A première vue, il semble donc que le progrès technologique dans le secteur des TIC n'ait pas d'effets sur le reste de l'économie. Pour explorer le mécanisme à l'origine de ces résultats, les panneaux (d) à (f) de la figure 3 présentent les réactions de la valeur ajoutée brute et de l'emploi de l'ensemble de l'économie après un choc technologique des TIC. La production et l'emploi augmentent considérablement après un choc technologique des TIC, avec des réactions dynamiques d'ampleur presque égale. Comme la productivité du travail est construite comme le ratio de la production et de l'emploi, l'effet net qui en résulte sur la productivité est presque nul.
Ainsi, alors que la numérisation est un moteur de la prospérité économique également en Allemagne, son effet net sur la croissance de la productivité du travail est modeste. Les gains technologiques dans le secteur de production des TIC agissent apparemment comme un progrès technologique spécifique à l'investissement : après un choc technologique spécifique à l'investissement, l'apport de main-d'œuvre augmente également à peu près dans la même mesure que la production. De même, la numérisation de l'économie allemande semble avoir de forts effets positifs à la fois sur le PIB et sur l'emploi. Ces résultats se reflètent dans plusieurs modèles macro d'équilibre général tels que Smets et Wouters (2007).
conclusion
Alors que la baisse de la croissance de la productivité est une expérience commune aux économies avancées, les évolutions en Allemagne ne reflètent pas simplement le ralentissement aux États-Unis.
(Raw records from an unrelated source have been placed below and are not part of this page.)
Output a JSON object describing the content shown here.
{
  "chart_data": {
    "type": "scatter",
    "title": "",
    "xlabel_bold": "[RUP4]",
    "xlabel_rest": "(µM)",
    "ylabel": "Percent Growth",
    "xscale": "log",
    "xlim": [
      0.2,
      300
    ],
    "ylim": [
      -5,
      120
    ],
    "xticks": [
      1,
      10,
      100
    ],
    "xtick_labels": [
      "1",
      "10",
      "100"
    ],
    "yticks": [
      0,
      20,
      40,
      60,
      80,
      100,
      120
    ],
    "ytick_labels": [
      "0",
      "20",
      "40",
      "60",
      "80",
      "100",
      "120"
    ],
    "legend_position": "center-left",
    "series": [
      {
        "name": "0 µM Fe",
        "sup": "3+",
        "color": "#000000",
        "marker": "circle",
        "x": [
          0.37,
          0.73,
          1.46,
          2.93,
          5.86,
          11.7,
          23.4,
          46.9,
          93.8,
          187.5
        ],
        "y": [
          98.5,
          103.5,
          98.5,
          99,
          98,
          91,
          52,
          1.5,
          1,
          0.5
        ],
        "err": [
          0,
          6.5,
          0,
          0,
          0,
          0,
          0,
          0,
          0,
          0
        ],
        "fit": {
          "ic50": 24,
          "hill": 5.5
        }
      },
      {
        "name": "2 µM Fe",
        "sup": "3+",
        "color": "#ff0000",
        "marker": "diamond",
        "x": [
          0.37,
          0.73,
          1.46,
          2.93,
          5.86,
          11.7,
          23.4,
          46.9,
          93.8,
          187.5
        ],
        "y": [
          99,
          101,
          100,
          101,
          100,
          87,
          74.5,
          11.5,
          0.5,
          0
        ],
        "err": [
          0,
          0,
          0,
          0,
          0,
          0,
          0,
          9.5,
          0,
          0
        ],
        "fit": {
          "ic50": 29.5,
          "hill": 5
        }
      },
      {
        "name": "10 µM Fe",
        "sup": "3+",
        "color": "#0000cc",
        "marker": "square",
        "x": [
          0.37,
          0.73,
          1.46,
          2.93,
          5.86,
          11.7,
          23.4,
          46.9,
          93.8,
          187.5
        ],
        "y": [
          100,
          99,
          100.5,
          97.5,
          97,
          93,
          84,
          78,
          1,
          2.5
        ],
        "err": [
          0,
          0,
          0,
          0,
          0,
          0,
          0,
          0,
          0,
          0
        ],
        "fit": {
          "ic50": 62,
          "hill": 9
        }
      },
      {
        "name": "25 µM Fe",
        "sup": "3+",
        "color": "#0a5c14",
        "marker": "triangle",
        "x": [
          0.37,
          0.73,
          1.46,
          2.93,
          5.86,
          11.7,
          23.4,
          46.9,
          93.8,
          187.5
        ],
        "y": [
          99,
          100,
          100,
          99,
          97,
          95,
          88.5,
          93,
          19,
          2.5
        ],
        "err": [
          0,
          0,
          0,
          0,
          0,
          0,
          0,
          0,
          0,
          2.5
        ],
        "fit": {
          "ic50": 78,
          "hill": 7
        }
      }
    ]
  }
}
Au lieu de cela, deux facteurs internes résolvent en partie le paradoxe. Premièrement, la croissance de la productivité a été freinée en tant qu'effet secondaire du déplacement structurel du secteur manufacturier hautement productif vers les services. Deuxièmement, les gains technologiques dans les TIC se traduisent par une production et un emploi plus élevés. Cela amortit la croissance de la productivité puisque ces deux effets positifs s'annulent presque l'un l'autre. Ces résultats montrent qu'une plus forte croissance de la productivité ne devrait pas être le seul objectif politique.